Ruihan Huang | November 20, 2019
Responding To: The Threat of U.S.-China Economic Decoupling
A World Divided: The Threat of U.S.-China Decoupling
For spectators, the ongoing trade war between the United States and China may not be an urgent cause for concern on its own, but posed in a larger, longer-term picture for the international balance of power, it has far-reaching implications. The trade war is in fact part of a broader battle for global dominance and geopolitical control between two prominent world powers, and its escalation is poised to disrupt long-standing economic and political structures. While framed on purely economic terms, it is clear that its motives are at least partially driven by concerns of national security and political influence.

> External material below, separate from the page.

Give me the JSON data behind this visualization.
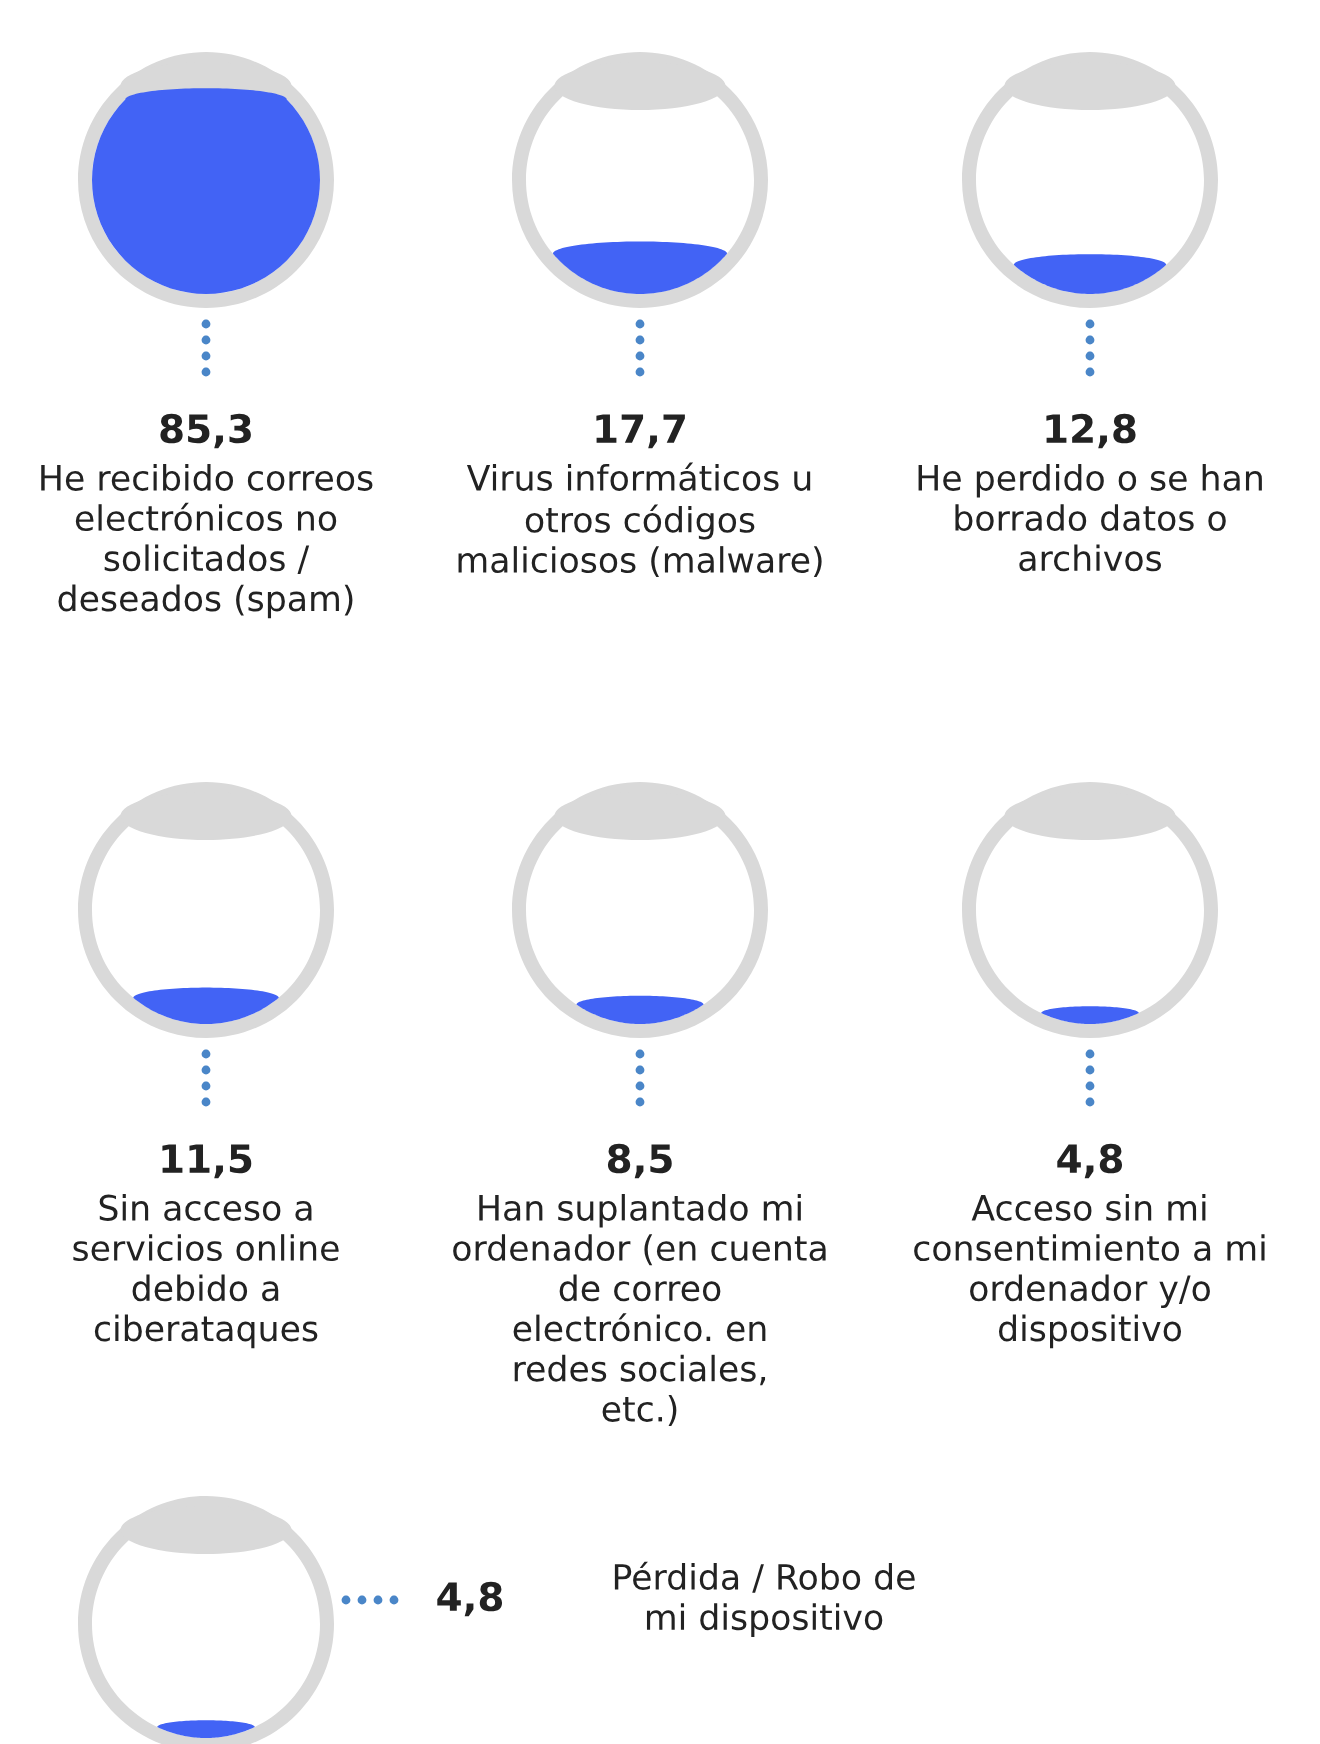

Thus far, in the lone pretext of this war, the United States and China have levied harshly punitive tariffs on hundreds of billions of dollars worth of each other’s goods, creating turmoil in global financial markets and threatening trade and economic growth. The implication of this disruption is an emergent and distinct possibility of decoupling between two economic powerhouses—carving the world into two rival power structures and systems, with lasting and devastating consequences for international relations and decision-making.
This division is most clearly manifesting itself in the current tech war and battle for digital influence that is playing out on the periphery of the trade war. On this front, Beijing and Washington are racing for the lead in artificial intelligence and 5G innovation, and pushing efforts to curtail each other’s progress—whether by locking competitors out of markets or simply banning them altogether. Public statements and strategic plans announced by both governments have reinforced this zero-sum framing and a sense of urgent antagonism that seems to characterize the broader game of political play.

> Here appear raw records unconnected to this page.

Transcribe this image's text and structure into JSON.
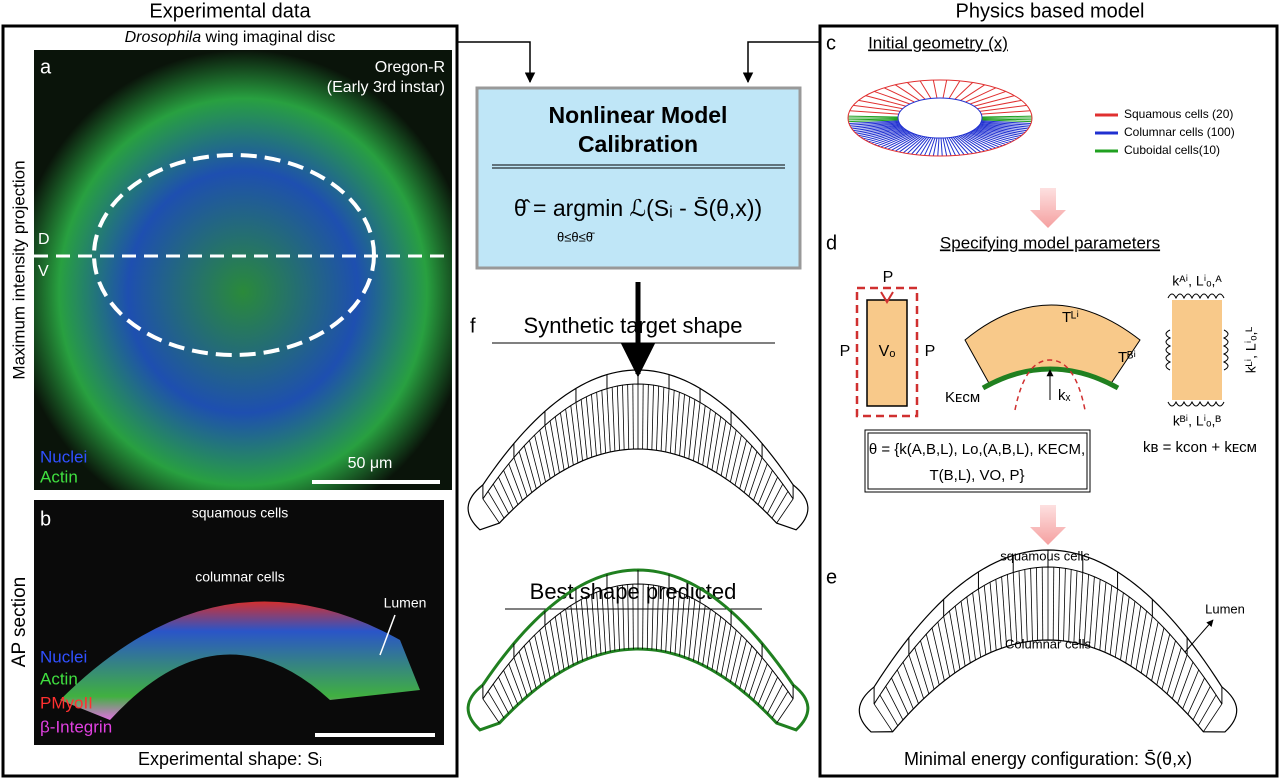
{
  "left": {
    "title": "Experimental data",
    "subtitle_italic": "Drosophila",
    "subtitle": "wing imaginal disc",
    "a": {
      "letter": "a",
      "strain": "Oregon-R",
      "stage": "(Early 3rd instar)",
      "side_label": "Maximum intensity projection",
      "d": "D",
      "v": "V",
      "legend": [
        "Nuclei",
        "Actin"
      ],
      "scale": "50 μm"
    },
    "b": {
      "letter": "b",
      "squamous": "squamous cells",
      "columnar": "columnar cells",
      "lumen": "Lumen",
      "side_label": "AP section",
      "legend": [
        "Nuclei",
        "Actin",
        "PMyoII",
        "β-Integrin"
      ]
    },
    "caption": "Experimental shape: Sᵢ"
  },
  "middle": {
    "box_title": [
      "Nonlinear Model",
      "Calibration"
    ],
    "formula": "θ̂ = argmin ℒ(Sᵢ - S̄(θ,x))",
    "constraint": "θ≤θ≤θ̄",
    "f": "f",
    "synthetic": "Synthetic target shape",
    "best": "Best shape predicted"
  },
  "right": {
    "title": "Physics based model",
    "c": {
      "letter": "c",
      "heading": "Initial geometry (x)",
      "legend": [
        "Squamous cells (20)",
        "Columnar cells (100)",
        "Cuboidal cells(10)"
      ]
    },
    "d": {
      "letter": "d",
      "heading": "Specifying model parameters",
      "p": "P",
      "vo": "Vₒ",
      "kecm": "Kᴇᴄᴍ",
      "tl": "Tᴸⁱ",
      "tb": "Tᴮⁱ",
      "kx": "kₓ",
      "ka": "kᴬⁱ, Lⁱₒ,ᴬ",
      "kl": "kᴸⁱ, Lⁱₒ,ᴸ",
      "kb": "kᴮⁱ, Lⁱₒ,ᴮ",
      "kb_eq": "kʙ = kcon + kᴇᴄᴍ",
      "theta": [
        "θ = {k(A,B,L), Lo,(A,B,L), KECM,",
        "T(B,L), VO, P}"
      ]
    },
    "e": {
      "letter": "e",
      "squamous": "squamous cells",
      "columnar": "Columnar cells",
      "lumen": "Lumen",
      "caption": "Minimal energy configuration: S̄(θ,x)"
    }
  }
}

Under both Donald Trump and Xi Jinping, targeted policies and sharp rhetoric point to the potential realization of the threat of decoupling in the foreseeable future. The Trump administration’s two putative goals appear to be ending the bilateral U.S.-China merchandise trade deficit and preventing further Chinese progress in technological innovation and global market dominance. As part of their execution strategy, the United States is leveraging a myriad of price and non-price mechanisms, ranging from the heavy use of tariffs on Chinese imports to the imposition of visa quotas and revocation of permits for the activities of Chinese entities in the country, furthering strains on economic relations. In retaliation, China has increasingly framed issues of trade tensions and internal turbulence as the antagonistic work of the United States, as it sees no clear end to their differences over economic growth and political influence. On the escalating demonstrations in Hong Kong, spokeswoman for the Ministry of Foreign Affairs Hua Chunying has said that “it is, after all, the work of the United States.” Their strategy of singling out the United States as a bad actor is “part of a bigger playbook to blame the United States for everything,” according to Professor Ho-fung Hung at Johns Hopkins University. In tandem with the breakdown of economic cooperation and trade relations, Chinese state news outlets are increasingly depicting domestic troubles as driven by nefarious agenda of the United States.
Despite what appears to be cause for panic amidst bleak prospects for resolution and recuperation, the fact remains that decoupling is still a fairly distant outcome, as diplomats in both Beijing and Washington are cognizant of its potentially devastating consequences to both states. U.S. deputy assistant secretary of defense Chad Sbragia said at a Chinese military forum that the United States has no plans to sever or severely curb economic ties to China, but rather to “rebalance and right relationships to ensure...equity.” In their long-term framework, the United States is not aiming to “ask any country to choose between Washington and Beijing.” On the other side, spokesman for the Ministry of Foreign Affairs Geng Shuang said recently that “exerting maximum pressure and even seeking the forced decoupling of China-U.S. relations will harm the interests of Chinese and American companies and people, create turmoil in financial markets, and endanger global trade and economic growth…[and] this does not accord with the interests of the international community.”
For now, it seems that the implications of complete decoupling are clearly detrimental to interests on both sides of the world. Among other consequences, technological bifurcation could undermine effective international cooperation on macroeconomic management, jeopardize efforts to optimize mutual benefits from scientific progress, and forestall the implementation of global solutions to pressing threats such as climate change. As long as there is mutual acknowledgement that economic relations are not a zero-sum game, there is hope for a stable, cooperative, and integrated world.